Often Poe’s writings unfold intricate issues in gender, of masculinity and femininity, and the reiterated interiority in his creative works fittingly symbolizes the human mind and self.
“William Wilson” exemplifies such psychological foregrounding. The tale at first seems to be just one among many similar nineteenth-century literary works in which twins struggle to the death, whether that be actual organic death or emotional death-in-life. Poe manages to have both types of death come into play. Narrator William Wilson stabs the “other” William Wilson (his twin, double, conscience), only to learn that he has “murdered” the good part of what should be his integrated self, thereby furthering the triumph of the evil within. The repetition of the word “will,” the resemblances between the two Wilsons, the claustrophobic settings of the main episodes—all are foundations for successful psychological fiction. The other William Wilson’s voice is symbolically husky and muted because the narrator William Wilson doesn’t want to hear its actual sounds or its counsel.

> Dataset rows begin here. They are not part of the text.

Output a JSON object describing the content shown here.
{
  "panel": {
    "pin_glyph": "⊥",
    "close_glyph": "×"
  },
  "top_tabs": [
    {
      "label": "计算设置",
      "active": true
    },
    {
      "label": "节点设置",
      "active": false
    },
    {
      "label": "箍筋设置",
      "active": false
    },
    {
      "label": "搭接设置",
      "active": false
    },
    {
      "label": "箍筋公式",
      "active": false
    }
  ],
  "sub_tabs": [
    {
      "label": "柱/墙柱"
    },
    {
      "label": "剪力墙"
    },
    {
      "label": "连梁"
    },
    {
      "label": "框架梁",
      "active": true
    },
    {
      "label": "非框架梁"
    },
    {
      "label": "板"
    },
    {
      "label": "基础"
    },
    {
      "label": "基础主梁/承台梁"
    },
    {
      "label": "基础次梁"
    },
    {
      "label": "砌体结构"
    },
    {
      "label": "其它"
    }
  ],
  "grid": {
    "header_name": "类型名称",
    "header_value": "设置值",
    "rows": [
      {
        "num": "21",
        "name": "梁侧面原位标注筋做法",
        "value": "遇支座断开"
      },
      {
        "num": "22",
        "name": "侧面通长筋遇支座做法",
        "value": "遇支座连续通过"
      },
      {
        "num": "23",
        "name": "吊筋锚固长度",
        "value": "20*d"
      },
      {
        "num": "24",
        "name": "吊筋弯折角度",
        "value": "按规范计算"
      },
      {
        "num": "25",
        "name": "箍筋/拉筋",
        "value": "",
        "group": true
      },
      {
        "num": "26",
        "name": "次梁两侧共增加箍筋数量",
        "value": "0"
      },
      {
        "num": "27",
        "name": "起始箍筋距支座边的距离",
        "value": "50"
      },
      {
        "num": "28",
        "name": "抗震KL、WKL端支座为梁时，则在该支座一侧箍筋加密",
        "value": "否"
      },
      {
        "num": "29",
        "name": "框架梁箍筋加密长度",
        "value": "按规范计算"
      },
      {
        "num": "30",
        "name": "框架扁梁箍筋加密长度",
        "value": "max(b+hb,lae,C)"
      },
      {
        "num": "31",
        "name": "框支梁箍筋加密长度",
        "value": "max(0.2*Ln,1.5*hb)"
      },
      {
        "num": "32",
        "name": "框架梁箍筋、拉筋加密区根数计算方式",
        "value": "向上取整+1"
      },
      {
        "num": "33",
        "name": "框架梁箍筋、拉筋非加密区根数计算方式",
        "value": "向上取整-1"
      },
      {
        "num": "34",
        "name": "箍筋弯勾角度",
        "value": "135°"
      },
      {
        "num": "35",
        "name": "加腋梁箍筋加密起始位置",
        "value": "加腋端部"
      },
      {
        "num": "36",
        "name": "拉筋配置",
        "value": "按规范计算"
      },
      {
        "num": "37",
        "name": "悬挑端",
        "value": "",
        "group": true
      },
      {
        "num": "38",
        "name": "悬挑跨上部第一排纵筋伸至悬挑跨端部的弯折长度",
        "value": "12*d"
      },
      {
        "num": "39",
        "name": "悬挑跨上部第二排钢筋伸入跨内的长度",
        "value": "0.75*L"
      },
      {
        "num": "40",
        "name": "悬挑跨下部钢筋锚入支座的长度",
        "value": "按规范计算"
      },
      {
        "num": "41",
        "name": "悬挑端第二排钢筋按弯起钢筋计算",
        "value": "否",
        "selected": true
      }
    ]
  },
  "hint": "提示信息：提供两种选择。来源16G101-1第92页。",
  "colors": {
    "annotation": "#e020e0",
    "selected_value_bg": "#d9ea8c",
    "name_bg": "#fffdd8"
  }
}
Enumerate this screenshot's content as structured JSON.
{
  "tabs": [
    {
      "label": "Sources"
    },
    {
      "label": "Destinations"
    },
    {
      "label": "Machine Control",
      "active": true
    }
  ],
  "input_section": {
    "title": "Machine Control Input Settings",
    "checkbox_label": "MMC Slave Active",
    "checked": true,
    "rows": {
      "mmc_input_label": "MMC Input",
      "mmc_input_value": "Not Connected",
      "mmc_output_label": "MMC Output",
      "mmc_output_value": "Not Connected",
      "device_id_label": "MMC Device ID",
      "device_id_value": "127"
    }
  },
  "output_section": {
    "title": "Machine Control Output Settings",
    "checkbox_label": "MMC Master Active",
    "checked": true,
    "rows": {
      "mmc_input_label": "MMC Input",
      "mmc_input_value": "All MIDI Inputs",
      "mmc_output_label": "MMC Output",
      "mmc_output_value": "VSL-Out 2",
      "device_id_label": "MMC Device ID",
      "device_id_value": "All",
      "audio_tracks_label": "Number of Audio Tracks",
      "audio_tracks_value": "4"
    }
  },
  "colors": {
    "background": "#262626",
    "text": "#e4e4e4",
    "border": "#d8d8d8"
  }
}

That horrors in Poe’s works often occur without supernatural help makes them all the more significant, and more frightening. Most of the tales in which women are prominent revolve around this theme. The early “Berenice” and “Morella” struck some of Poe’s contemporaries as mere exercises in horror, but they overlooked artistic modifications of Gothic conventions that we see today as foreshadowing sophisticated psychological developments in literary creations throughout the world. The narrator in “Berenice,” Egaeus, has nearly the same name as the father in Shakespeare’s A Midsummer Night’s Dream—Egeus, who fails to comprehend the truly irrational nature of love. That Poe’s character was born in a library—thus he’s unreal—may carry more psychological substance than what informs many other mere thrillers. On two counts—a literary name and an inability to cope with physical realities, except in odd, even sadistic responses—Egaeus likely causes debility in Berenice. By showing her scant love he thereby manages to drive her toward an early grave; his fixation on her teeth squelches any mutuality in their relationship. The story is open-ended: Possibly Egaeus pulled the teeth of a corpse, an activity already gruesome enough, or maybe Berenice was not actually dead, but only in a cataleptic state approximating death, so his violation of her grave might involve even worse emotional warpings in his character. Inability to love makes him static, with only an occasional pendulum swing toward sadism.
The narrator-husband in “Morella” appears to be more passive than his wife (the title character), although such passivity may mask emotional savagery, which ultimately kills. Like Egaeus, this man manifests no healthy passion or love. Morella’s spirit returns, however, and takes over the body of their daughter, also named Morella, but named only at the moment when she is baptized—an event that represents irrepressibility of will. Perhaps the narrator’s refrain-like or near-rhyming repetition of “Morella” forms an incantation or spell that conjures the elder Morella’s spirit.
A variation on this theme of the will’s supremacy makes “Ligeia” one of Poe’s most compelling tales. If, as has been hypothesized, Poe originally intended to satirize German and British Romanticism—respectively symbolized in the dark, super-intellectual, German Ligeia, and the dumb blonde English maiden, Rowena (perhaps a hit at Scott’s Ivanhoe)—an equally valid seriousness informs the tale.6 The nameless narrator, like other Poe characters in intimate relationships who suffer because of an inability to love, brings about the death of his first wife, Ligeia, a symbol of colossal strength in human will. In contrast, his second wife, Rowena, symbolizes real, flesh-and-blood femininity. However, her family’s real desire is not Rowena’s happiness but the narrator’s financial generosity. Indifferent to Rowena’s future, her family does not see that life with her husband is horrifying. Their bridal chamber resembles a coffin, and his reactions to her are sadistic, possibly because they arise from repugnance toward the physical in love. In true horror-story fashion, he apparently poisons Rowena while fortifying his resolve with opium, then fantasizes that Ligeia takes over Rowena’s body. Given the hallucinatory texture of the tale, what the narrator would have us accept as truth in no way resembles factuality. As in Poe’s other fiction about dying and returning women, disaster emanates from a male whose attitudes and conduct toward females—in what is presumably the most intense human relationship, marriage—devastates all involved. If these women symbolize nurturing and intuitive elements in the human self, then the husband’s “killing” them is equivalent to psychological repression, and in Poe’s imaginative universe, nobody can repress a strong emotion without experiencing a tremendous, negative rebound.
Two other tales revolve around the deaths of beautiful women with more positive implications. In “The Assignation,” Poe’s first prose tale to feature the theme, the lovely Marchesa does not return to haunt her lover—who is not her husband, but instead a far younger, more virile, artistic, altogether creative man. Rather, they agree to double suicide. Although the horrifics in these deaths are undeniable, the horror is mitigated by the lovers’ hope to unite on the far side of the grave, where worldly society’s rules of conduct do not apply. Bliss after death may also signify a more spiritual love than society would tolerate.